The Water From Men’s Eyes

Years ago, when I was in the mountains outside Tucson, I had a transformative dream. “Men stood in line, waiting to  see Mary Magdalene. When they got to her, they jerked their seed into a large gourd from which she drank, washed her hair, and made her adorning colors. The scene sharply shifted to men standing in line waiting to approach the altar. As they got to the apex, they knelt and spilled the water from their eyes into the baptismal pool.”

I was 9 when I gave up my tears to the Old Masculine. It took me 20 years to reclaim them, and I have cherished them ever since. Through my own deep emotional experience, I have come to the belief that they are ESSENTIAL for a man’s evolution, particularly as he moves through the middle of his life and learns to kneel before the Sacred Feminine. The New Masculine does not fear surrendering to Her, for She has great blessing for him in his movement toward maturity.

We have metaphors throughout the archetypal world that show us the necessity of this act of surrender. The Old oak clings tenaciously to where it stands upon the earth, eventually to be cracked open in its brittleness. The New bamboo bends and flexes, its moisture creating the space and capacity.

The Warrior returns home, needing to immerse his “sword” into the cool waters. The Old warrior does that in an unconscious way, engaging the feminine in hurtful and dangerous ways, asking neither for permission nor blessing. The New Warrior … sooner or later in his own evolution … learns how to bend his knee, surrendering his heart without surrendering his power. For indeed, it is the Lady of the Lake who blesses the King.

My grief is palpable these days. Falling into “the slew of despond” is tricky business. If I stay too long, I will drown.

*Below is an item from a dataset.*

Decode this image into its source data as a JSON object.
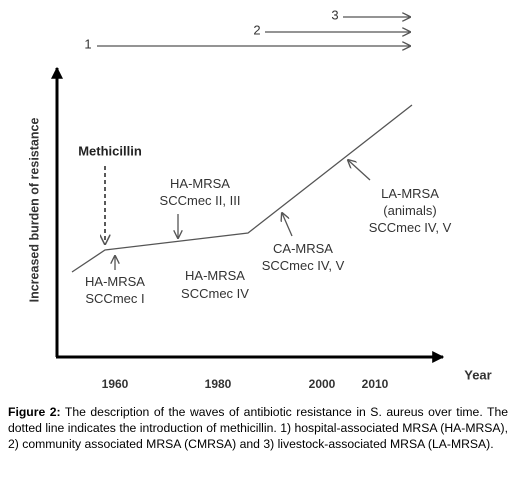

If I do not stay long enough, I will emerge unclean and unfinished. How is a man to know how much?

The heart contains both fire and water. It always knows when either is too much. The fires dies when nothing fans its flame, the water empties when the heart stops aching, each finding its own level of stillness. A mature man has learned to trust his anger and his grief, for his heart always knows the truth.